Peens come in many styles and are designedfor many different purposes. Machinists' hammers have round or ball peens; one use is to expand the head of a solid rivet. The common blacksmith's hammer has a cross peen used for lengthening long stock. Carpenters' hammers include a claw peen for pulling nails.

Handle

Many hammers still use handles of hickory or ash. Fiberglass handles may be bonded to the hammerhead with strong adhesives or strap fastenings. Steel handles are forged from the same continuous piece of steel as the hammerhead and covered with a cushioning grip.

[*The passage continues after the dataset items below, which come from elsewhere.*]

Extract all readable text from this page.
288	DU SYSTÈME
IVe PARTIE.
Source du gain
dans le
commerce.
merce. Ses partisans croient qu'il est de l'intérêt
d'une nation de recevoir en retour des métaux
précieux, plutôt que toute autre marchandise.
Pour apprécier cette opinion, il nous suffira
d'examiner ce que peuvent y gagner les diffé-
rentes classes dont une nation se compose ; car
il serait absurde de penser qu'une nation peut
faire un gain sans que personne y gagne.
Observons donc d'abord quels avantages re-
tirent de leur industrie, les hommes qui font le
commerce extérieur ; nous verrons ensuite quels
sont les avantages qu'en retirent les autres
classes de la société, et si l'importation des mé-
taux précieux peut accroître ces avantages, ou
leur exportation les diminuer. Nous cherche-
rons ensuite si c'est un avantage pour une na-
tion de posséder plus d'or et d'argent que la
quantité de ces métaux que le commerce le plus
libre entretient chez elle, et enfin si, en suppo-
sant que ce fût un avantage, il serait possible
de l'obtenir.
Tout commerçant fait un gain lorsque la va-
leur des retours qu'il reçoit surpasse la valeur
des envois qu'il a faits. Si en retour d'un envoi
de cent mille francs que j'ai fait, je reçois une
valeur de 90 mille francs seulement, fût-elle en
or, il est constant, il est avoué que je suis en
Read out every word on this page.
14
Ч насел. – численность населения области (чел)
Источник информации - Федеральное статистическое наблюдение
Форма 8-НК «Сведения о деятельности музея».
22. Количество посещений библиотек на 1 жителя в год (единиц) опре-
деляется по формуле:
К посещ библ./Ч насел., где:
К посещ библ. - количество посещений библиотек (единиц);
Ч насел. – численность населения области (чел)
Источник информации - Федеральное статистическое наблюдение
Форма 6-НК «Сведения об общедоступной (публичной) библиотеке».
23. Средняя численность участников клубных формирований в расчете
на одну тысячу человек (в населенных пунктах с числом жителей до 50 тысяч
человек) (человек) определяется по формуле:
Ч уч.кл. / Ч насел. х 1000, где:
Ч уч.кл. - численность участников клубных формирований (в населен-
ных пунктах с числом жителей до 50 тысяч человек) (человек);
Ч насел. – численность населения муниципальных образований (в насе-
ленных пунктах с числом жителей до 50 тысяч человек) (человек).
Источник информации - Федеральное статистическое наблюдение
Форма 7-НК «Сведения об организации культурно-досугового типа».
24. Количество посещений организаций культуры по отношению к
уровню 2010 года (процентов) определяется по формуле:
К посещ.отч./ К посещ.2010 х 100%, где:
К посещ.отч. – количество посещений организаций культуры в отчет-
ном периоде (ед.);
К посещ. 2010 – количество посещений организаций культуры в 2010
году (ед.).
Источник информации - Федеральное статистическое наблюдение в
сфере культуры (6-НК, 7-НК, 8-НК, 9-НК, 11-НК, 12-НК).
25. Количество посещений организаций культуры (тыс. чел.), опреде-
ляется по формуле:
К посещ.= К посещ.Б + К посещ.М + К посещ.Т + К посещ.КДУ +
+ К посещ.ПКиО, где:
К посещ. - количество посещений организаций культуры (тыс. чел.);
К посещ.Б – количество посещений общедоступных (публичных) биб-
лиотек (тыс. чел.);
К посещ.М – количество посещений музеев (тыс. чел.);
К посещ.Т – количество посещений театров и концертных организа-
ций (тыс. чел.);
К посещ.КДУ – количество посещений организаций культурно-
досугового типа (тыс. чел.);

The older wooden handles are fixed in the eye of the hammerhead with a double wedge. The first wedge--a wooden wedge--follows the long axis and expands the handle to the sides of the eye. The second wedge--of steel--splits the wooden wedge crossways and expands the handle toward the ends of the eye.

Temper

An unseen but essential quality of every hammerhead is temper. Eye walls should be tempered much softer than face or peen. Striking faces must be hard enough to resist denting. Incorrectly tempered hammers can shatter like glass or dent so quickly that they leave scars in the work.

"Unbreakable" Hammers

A few companies produce hammers they claim are unbreakable, with handles that won't bend or break or become loose. These claims should be viewed with skepticism. The basic design of these products is the same as the conventional one--hammerhead and handle. No adhesive is permanent. Steel handles can bend or break. Fiberglass can still be damaged by a missed blow.